Swansea City plans Liberty Stadium expansion

Swansea v Chelsea at Liberty Stadium
Image caption The Liberty Stadium currently has a capacity of around 20,500

Swansea City FC is planning to expand the capacity of the Liberty Stadium to cater for the huge demand for Premier League football.

The proposals are expected to be put forward to Swansea council early next year and work could start before next season.

The club said up to 12,000 seats in total could be added to three stands, taking the capacity to around 32,500.

The move would allow the Swans to significantly increase revenue.

However, chairman Huw Jenkins has also stressed how important it would be to maintain Premier League football.

That would not appear to be a problem currently with Swansea seventh in the Premier League, above big names such as Liverpool and Arsenal.

The Swans are selling out every match at the 20,500-seat Liberty Stadium, which is also the home of the Ospreys regional rugby team.

Phil Sumbler, chairman of Swansea City Supporters' Trust, welcomed the plan and said it would create more revenue which would allow the club to build on its current success.

"Since we moved into the Premier League, the ground is pretty much a sell out to home supporters every single game we've played," he said.

"If we can make more room in there for Swansea supporters, that's a good thing."

He said a glance at the supporters' message boards suggested the demand was there because many fans appeared unable to get tickets.

"It's a brilliant feeling if you can afford to go every week and can afford a season ticket but not everyone can afford it or has the time to go every week," he said.

"For games that don't quite sell out, it would give the club a great opportunity to look at local schools and appeal to a younger generation."

Although the stadium is run by Swansea Stadium Management Company - a partnership of the Swans, Ospreys and Swansea council - the expansion would be funded by Swansea City.

The club has sold 16,500 season ticket holders for both seasons in the Premier League and there is now a waiting list.

A survey is being carried out with the help of the supporters' trust to gauge demand.

Piecemeal approach

It would be possible to add around 6,000 seats to the east stand and some 3,000 each to the north and south stands behind the goals.

The club would have the option of extending all three stands together, or taking a more piecemeal approach by starting with the east stand.

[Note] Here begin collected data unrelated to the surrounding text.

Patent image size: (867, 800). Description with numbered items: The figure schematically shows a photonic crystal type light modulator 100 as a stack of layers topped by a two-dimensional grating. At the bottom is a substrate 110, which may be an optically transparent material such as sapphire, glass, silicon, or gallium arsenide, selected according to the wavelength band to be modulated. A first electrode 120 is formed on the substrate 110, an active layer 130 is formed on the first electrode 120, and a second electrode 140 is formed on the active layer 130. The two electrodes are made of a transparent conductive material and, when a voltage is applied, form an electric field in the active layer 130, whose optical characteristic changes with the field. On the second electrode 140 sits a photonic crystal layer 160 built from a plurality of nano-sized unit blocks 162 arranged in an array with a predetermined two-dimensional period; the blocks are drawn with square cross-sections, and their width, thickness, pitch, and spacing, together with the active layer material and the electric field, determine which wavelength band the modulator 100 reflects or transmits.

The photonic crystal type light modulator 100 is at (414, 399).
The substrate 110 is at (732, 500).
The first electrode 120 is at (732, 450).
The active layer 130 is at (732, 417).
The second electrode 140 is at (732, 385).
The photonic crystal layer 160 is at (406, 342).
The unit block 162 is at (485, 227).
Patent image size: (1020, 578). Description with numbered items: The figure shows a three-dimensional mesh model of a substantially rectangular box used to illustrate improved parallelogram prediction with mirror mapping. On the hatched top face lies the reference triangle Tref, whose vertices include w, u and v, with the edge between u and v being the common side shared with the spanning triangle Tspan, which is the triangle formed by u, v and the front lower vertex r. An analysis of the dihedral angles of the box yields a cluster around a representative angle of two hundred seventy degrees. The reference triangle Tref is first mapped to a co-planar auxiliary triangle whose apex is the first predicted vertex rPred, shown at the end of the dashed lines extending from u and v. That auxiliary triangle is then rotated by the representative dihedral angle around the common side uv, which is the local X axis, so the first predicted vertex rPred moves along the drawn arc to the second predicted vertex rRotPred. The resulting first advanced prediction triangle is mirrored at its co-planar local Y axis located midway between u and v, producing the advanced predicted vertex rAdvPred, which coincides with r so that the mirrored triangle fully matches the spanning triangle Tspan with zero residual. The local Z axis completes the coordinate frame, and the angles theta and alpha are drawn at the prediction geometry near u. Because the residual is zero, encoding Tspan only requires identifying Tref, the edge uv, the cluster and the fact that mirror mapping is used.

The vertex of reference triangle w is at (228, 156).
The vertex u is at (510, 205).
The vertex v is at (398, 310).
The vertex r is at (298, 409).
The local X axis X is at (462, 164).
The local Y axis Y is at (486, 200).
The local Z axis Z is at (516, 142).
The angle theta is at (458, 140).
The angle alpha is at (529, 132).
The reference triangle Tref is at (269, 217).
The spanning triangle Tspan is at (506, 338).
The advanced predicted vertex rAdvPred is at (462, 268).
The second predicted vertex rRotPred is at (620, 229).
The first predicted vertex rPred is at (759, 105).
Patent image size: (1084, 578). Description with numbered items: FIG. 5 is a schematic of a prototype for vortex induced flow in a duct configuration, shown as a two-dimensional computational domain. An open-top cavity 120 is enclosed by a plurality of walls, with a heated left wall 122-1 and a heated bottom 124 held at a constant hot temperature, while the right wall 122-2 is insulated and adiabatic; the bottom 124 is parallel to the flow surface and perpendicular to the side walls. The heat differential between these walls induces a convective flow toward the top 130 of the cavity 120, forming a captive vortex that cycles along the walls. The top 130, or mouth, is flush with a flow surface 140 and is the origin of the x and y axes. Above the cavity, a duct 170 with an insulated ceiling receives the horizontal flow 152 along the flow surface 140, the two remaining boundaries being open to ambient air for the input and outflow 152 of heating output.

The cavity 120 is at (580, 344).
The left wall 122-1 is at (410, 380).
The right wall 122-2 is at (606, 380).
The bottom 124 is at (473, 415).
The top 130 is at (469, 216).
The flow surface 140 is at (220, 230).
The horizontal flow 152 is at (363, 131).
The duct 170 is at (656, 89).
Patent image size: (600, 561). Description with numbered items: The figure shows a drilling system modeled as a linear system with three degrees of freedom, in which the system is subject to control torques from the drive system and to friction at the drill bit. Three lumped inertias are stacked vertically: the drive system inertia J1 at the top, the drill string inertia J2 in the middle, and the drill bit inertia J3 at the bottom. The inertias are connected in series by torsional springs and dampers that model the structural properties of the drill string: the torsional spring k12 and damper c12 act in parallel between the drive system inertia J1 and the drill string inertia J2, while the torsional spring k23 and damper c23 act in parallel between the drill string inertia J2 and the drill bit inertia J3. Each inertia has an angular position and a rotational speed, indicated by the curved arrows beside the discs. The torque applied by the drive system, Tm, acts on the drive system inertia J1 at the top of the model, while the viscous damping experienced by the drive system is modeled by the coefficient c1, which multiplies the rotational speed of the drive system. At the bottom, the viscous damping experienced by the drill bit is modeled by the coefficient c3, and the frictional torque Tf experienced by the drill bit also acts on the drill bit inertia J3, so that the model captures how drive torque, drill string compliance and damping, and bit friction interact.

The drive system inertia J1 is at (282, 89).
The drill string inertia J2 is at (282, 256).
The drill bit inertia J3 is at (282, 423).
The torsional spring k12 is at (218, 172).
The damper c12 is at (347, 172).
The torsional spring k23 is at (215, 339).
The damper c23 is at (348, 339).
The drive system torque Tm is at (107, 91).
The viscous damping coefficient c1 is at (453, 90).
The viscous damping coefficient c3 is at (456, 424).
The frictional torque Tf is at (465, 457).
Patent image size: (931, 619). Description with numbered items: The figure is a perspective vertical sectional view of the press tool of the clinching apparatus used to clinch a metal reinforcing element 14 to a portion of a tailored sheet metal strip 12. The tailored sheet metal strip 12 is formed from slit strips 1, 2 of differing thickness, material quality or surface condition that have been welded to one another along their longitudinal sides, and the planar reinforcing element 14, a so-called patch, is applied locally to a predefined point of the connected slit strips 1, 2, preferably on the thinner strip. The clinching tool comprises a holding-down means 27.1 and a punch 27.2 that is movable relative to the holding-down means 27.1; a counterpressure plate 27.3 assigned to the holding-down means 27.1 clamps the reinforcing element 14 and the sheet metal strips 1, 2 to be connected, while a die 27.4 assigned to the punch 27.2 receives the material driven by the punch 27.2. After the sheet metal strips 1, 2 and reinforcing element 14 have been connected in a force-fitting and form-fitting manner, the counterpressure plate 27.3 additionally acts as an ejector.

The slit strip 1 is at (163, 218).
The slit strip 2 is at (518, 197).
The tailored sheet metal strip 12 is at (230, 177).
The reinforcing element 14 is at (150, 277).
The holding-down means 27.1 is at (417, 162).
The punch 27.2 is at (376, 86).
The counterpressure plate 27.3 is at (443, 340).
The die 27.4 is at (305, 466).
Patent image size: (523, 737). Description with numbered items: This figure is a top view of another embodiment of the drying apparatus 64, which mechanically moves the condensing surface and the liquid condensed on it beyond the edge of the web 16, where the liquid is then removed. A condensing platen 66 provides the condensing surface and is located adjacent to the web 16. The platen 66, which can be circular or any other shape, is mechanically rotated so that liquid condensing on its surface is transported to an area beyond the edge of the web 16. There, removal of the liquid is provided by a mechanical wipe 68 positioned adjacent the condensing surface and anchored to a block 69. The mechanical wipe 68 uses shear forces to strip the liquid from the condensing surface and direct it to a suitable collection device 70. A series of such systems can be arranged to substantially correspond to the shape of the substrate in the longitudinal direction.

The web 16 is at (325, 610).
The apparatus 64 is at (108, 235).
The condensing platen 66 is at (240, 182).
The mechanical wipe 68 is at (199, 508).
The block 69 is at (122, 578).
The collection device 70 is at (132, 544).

It is understood an application for planning permission could be put to the council as early as February, with work possibly starting in the close season.

Councillor Nick Bradley, Swansea council's cabinet member for regeneration, said the council welcomed the news the club was looking to expand.

"The Swans' Premier League status hasn't just been great news for the football club, it's been great news for Swansea Bay as a destination too," he said.

"The Premier League is the best football league in the world that enjoys an audience of many millions of people across the world. This means Swansea's profile has been considerably raised and many people will have heard about Swansea for the very first time.

"Visiting fans have been coming to Swansea in their thousands since the Swans were promoted to the Premier League. Many of them have been spending several nights in the local area which helps boost our local economy.

"The Premier League offers a level of exposure you just can't buy because the team is competing against some of the world's biggest teams like Manchester United and Chelsea."

The expansion would raise significant extra funds for the Swans, although the riches of the Premier League are already delivering a financial boost.

The club said last month it was poised to make a Premier League debut-season profit of £14.6m.

However, £5m of the income for 2011/12 came from compensation from Liverpool for manager Brendan Rodgers and his assistants, who left for Anfield.